Question

Which of the following is correctly balanced redox half reaction? Group of answer choices A. 14H+ + 9e- + Cr2O72- ⟶ Cr3+ + 7H2O B. 14H+ + 6e- + Cr2O72- ⟶ 2Cr3+ + 7H2O C. 14H+ + Cr2O72- ⟶ 2Cr3+ + 7H2O + 6e- D. 14H+ + Cr2O72- ⟶ Cr3+ + 7H2O + 9e-

Answer 1

Answer:

The correct option is: B. 14 H⁺ + 6 e⁻ + Cr₂O₇²⁻ ⟶ 2 Cr³⁺ + 7 H₂O

Explanation:

Redox reactions is an reaction in which the oxidation and reduction reactions occur simultaneously due to the simultaneous movement of electrons from one chemical species to another.

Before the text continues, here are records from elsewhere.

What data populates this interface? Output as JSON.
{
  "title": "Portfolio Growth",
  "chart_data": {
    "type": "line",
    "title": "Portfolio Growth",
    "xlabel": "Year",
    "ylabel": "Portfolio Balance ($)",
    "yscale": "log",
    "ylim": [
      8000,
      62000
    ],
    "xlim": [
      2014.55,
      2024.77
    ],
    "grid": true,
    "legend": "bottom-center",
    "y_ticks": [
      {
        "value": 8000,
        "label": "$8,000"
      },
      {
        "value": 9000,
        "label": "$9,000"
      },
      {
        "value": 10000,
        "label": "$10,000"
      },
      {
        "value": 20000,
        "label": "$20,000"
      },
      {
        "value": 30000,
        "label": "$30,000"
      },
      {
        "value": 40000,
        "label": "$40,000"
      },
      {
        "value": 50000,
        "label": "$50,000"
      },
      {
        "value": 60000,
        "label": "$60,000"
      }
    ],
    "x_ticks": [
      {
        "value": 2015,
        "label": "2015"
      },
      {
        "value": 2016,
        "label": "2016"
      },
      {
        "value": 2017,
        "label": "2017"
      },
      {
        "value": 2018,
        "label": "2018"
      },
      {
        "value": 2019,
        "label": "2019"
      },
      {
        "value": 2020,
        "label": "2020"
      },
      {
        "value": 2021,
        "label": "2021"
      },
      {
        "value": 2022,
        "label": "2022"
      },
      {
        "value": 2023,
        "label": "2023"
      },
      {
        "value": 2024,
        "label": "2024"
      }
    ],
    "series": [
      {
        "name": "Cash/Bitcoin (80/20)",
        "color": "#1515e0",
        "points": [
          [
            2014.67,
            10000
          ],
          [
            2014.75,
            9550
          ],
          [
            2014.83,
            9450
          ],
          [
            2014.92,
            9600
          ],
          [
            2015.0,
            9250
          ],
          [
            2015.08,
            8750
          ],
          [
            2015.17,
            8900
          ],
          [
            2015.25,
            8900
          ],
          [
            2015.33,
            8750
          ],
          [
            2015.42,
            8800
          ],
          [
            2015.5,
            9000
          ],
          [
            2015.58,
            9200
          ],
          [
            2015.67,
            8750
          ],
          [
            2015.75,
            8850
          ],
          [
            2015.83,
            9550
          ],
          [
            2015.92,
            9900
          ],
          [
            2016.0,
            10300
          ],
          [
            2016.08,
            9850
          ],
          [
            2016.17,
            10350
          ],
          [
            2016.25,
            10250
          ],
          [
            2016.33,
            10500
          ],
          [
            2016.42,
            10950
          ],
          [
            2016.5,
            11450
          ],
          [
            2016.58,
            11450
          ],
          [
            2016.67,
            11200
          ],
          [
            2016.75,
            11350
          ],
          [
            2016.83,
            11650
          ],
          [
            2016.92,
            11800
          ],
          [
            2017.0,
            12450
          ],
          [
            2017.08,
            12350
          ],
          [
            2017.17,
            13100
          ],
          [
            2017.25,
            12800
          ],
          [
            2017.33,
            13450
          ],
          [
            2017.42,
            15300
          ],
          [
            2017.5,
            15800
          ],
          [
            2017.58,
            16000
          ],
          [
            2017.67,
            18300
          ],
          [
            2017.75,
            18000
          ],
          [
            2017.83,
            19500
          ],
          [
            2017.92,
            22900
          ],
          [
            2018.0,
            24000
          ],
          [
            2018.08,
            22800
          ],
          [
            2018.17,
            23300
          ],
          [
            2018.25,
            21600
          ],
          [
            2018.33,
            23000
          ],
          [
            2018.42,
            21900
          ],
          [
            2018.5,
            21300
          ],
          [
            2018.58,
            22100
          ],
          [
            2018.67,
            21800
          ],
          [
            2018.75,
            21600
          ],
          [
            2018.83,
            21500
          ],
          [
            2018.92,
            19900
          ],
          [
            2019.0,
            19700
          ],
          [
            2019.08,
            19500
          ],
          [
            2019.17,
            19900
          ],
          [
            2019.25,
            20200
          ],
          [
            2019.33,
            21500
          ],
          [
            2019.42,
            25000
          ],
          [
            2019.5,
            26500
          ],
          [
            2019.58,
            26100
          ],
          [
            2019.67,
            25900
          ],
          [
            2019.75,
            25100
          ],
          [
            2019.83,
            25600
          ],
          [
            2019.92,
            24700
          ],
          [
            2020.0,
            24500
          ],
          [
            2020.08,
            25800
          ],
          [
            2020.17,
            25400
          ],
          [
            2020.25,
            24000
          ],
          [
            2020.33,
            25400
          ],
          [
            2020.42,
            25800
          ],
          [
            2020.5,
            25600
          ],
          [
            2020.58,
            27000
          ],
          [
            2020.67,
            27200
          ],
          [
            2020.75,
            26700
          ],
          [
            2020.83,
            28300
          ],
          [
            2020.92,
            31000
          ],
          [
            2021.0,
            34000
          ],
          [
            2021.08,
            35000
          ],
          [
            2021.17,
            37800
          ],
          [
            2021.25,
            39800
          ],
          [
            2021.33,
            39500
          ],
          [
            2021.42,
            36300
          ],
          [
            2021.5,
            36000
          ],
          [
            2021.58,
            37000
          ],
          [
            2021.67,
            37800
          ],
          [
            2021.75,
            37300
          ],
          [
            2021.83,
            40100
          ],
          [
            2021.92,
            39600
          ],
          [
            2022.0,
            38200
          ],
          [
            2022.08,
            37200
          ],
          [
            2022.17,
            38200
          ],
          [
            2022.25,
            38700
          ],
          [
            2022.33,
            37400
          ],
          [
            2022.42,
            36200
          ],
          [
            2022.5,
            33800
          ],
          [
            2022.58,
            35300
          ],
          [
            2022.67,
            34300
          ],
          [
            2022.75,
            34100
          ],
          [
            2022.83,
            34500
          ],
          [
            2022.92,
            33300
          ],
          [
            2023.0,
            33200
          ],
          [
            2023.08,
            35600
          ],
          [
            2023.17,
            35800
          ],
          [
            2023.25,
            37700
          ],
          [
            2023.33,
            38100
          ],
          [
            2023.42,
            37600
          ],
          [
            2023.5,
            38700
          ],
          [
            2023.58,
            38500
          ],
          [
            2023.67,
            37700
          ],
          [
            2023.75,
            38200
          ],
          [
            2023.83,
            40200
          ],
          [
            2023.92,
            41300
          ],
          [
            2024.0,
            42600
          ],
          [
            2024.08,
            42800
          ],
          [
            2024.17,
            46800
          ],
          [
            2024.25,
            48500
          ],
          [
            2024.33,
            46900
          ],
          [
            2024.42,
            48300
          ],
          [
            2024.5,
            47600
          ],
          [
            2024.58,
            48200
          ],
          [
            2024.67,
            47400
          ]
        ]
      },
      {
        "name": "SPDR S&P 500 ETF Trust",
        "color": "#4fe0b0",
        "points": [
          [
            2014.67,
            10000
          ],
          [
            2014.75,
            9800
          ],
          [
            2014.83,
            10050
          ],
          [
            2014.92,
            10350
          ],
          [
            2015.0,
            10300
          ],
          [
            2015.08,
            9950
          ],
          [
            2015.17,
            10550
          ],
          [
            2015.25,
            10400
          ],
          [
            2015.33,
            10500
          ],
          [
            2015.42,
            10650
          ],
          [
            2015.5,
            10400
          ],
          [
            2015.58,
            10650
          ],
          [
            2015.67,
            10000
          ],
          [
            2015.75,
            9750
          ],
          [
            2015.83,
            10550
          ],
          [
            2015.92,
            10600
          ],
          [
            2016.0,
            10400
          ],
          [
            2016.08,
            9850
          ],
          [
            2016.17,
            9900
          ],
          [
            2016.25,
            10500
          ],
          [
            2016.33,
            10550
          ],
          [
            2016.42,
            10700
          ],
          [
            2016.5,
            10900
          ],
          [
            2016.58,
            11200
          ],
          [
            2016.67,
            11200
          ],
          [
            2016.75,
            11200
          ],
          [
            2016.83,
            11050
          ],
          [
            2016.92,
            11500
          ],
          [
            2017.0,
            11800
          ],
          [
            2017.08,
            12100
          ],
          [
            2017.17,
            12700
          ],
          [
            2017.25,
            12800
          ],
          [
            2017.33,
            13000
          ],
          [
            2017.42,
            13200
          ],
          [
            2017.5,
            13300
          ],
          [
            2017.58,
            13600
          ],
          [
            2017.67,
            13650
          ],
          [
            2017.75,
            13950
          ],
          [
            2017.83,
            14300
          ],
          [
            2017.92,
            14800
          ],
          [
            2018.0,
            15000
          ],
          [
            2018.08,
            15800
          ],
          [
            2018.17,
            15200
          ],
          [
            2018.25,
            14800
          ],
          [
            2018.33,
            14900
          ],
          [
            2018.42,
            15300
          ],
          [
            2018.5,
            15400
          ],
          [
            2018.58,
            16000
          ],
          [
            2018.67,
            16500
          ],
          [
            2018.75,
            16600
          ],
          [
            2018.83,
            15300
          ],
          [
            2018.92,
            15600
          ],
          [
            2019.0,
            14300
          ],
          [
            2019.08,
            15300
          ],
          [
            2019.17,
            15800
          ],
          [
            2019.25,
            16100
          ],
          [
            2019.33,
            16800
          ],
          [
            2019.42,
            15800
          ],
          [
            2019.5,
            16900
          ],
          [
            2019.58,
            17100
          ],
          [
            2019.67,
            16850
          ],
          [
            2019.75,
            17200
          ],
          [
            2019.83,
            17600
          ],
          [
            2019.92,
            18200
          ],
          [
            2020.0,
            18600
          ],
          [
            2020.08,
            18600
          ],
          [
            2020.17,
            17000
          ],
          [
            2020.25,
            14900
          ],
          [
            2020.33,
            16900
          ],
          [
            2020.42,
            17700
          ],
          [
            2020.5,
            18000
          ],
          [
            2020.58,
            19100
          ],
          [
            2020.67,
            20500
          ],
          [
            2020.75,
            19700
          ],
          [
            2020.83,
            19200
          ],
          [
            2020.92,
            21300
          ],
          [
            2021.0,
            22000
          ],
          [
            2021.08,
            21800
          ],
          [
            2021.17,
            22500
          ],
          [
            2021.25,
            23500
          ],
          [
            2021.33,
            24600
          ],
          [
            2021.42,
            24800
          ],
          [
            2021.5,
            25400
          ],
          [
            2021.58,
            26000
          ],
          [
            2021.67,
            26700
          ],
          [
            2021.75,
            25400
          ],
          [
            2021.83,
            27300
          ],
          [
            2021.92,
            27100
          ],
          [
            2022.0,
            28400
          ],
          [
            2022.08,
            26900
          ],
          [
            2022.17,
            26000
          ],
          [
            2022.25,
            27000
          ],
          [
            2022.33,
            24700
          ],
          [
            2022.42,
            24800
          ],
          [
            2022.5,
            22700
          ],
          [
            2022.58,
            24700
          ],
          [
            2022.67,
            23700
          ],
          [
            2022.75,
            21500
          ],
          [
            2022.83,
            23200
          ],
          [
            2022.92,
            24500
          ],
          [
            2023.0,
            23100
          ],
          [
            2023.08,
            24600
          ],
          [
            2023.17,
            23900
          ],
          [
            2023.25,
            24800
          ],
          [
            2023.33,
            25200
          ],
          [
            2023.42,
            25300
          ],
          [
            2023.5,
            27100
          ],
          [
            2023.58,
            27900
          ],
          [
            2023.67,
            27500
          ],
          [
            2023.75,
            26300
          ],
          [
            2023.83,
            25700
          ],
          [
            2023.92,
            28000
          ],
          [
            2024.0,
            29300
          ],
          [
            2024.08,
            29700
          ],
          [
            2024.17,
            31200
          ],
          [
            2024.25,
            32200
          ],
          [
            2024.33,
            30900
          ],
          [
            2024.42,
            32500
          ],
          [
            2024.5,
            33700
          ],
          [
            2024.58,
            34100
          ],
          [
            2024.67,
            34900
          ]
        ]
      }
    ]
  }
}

The reduction of a chemical species is represented in a reduction half- reaction and the oxidation of a chemical species is represented in a oxidation half- reaction.

To balance the reduction half-reaction for the reduction of Cr₂O₇²⁻ to Cr³⁺:

Cr₂O₇²⁻ ⟶ Cr³⁺

First the number of Cr atoms on the reactant and product side is balanced

Cr₂O₇²⁻ ⟶ 2 Cr³⁺

Now, Cr is preset in +6 oxidation state in Cr₂O₇²⁻ and +3 oxidation state in Cr³⁺. So each Cr gains 3 electrons to get reduced.

Therefore, 6 electrons are gained by 2 Cr atoms of Cr₂O₇²⁻ to get reduced.

Cr₂O₇²⁻ + 6 e⁻ ⟶ 2 Cr³⁺

Now the total charge on the reactant side is (-8) and the total charge on the product side is (+6).

From the given options it is evident that the reaction must be balanced in acidic conditions.

Therefore, to balance the total charge on the reactant and product side, 14 H⁺ is added on the reactant side.

Cr₂O₇²⁻ + 6 e⁻ + 14 H⁺ ⟶ 2 Cr³⁺

Now to balance the number of hydrogen and oxygen atoms, 7 H₂O is added on the product side.

Cr₂O₇²⁻ + 6 e⁻ + 14 H⁺ ⟶ 2 Cr³⁺ + 7 H₂O

Therefore, the correct balanced reduction half-reaction is:

Cr₂O₇²⁻ + 6 e⁻ + 14 H⁺ ⟶ 2 Cr³⁺ + 7 H₂O